An oil-drilling company knows that it costs $25,000 to sink a test well. If oil is hit, the income for the drilling company will be $445,000. If only natural gas is hit, the income will be $150,000. If nothing is hit, there will be no income. If the probability of hitting oil is 1/40 and if the probability of hitting gas is 1/20, what is the expectation for the drilling company?

To find the expectation for the drilling company, we need to calculate the expected value for each outcome and then add them up.

First, let's calculate the expected value for hitting oil:
Expected value for hitting oil = (Probability of hitting oil) * (Income for hitting oil)
Expected value for hitting oil = (1/40) * ($445,000)

Next, let's calculate the expected value for hitting gas:
Expected value for hitting gas = (Probability of hitting gas) * (Income for hitting gas)
Expected value for hitting gas = (1/20) * ($150,000)
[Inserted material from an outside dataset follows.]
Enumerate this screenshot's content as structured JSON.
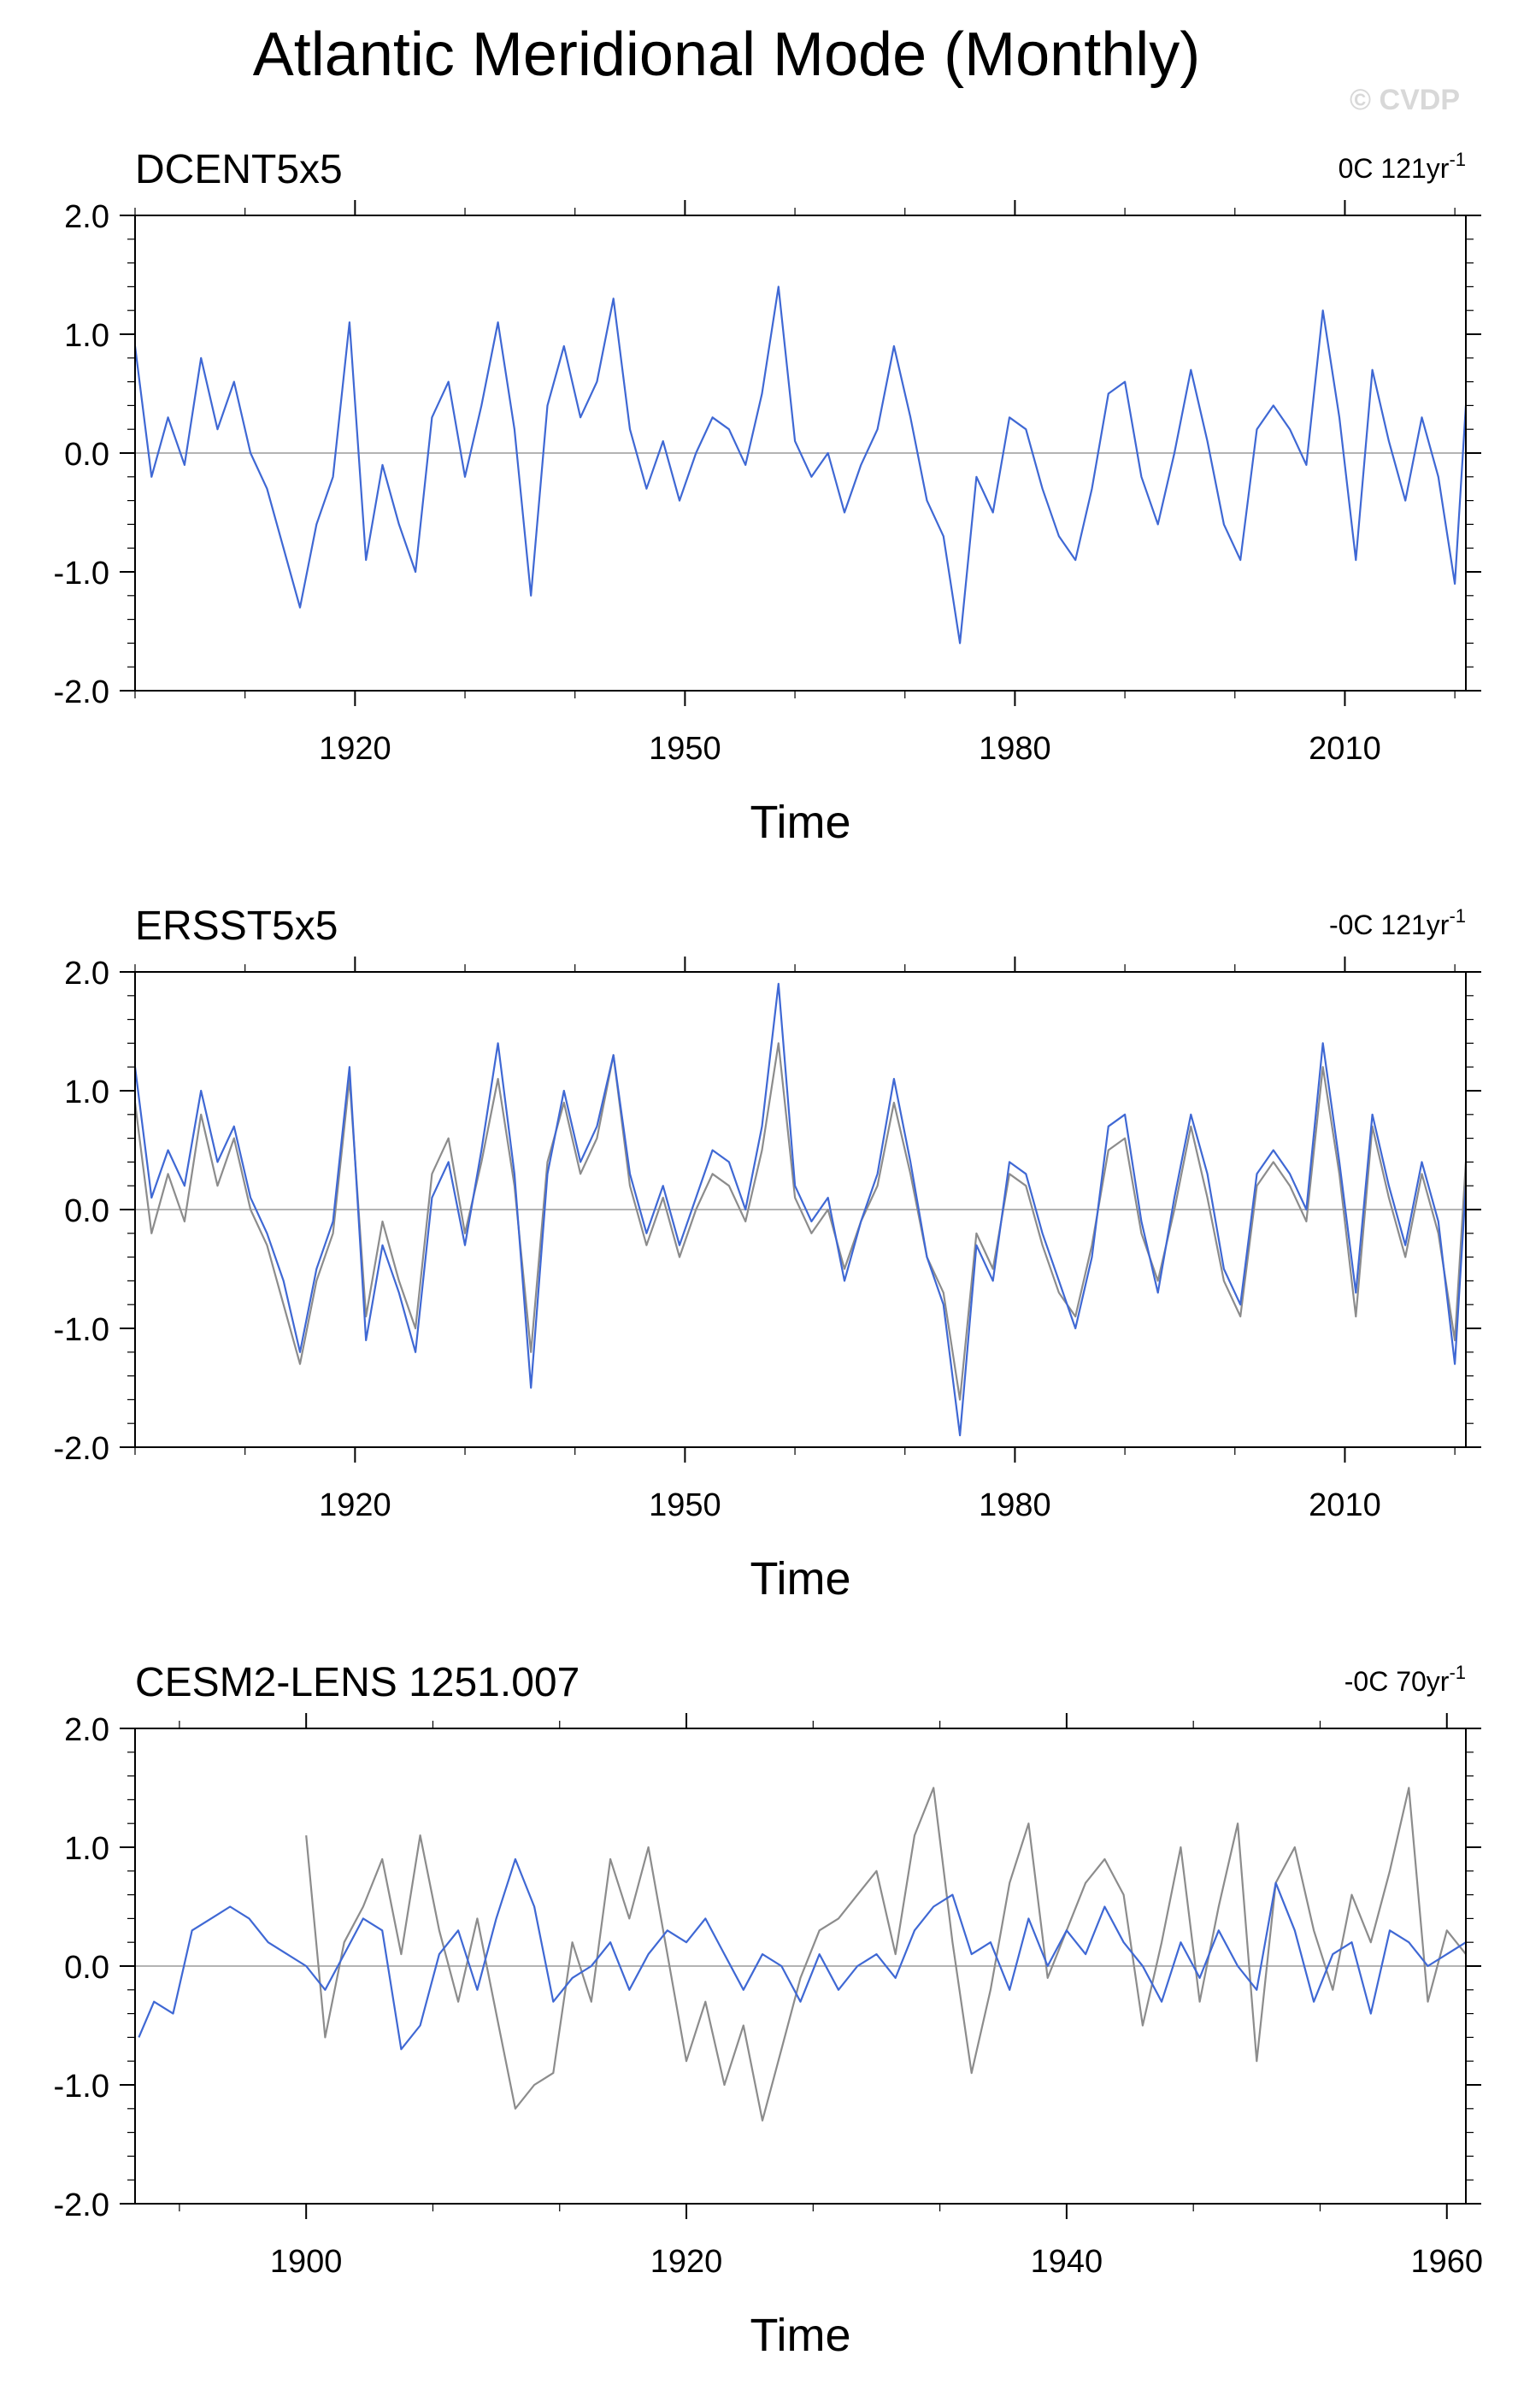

Finally, let's calculate the expected value for hitting nothing:
Expected value for hitting nothing = (Probability of hitting nothing) * (Income for hitting nothing)
Expected value for hitting nothing = (1 - (1/40) - (1/20)) * ($0)
Expected value for hitting nothing = (39/40) * ($0)

Now, let's add up all the expected values to find the expectation for the drilling company:

Expectation = Expected value for hitting oil + Expected value for hitting gas + Expected value for hitting nothing
Expectation = [(1/40) * ($445,000)] + [(1/20) * ($150,000)] + [(39/40) * ($0)]

Calculating this expression will give us the expectation for the drilling company.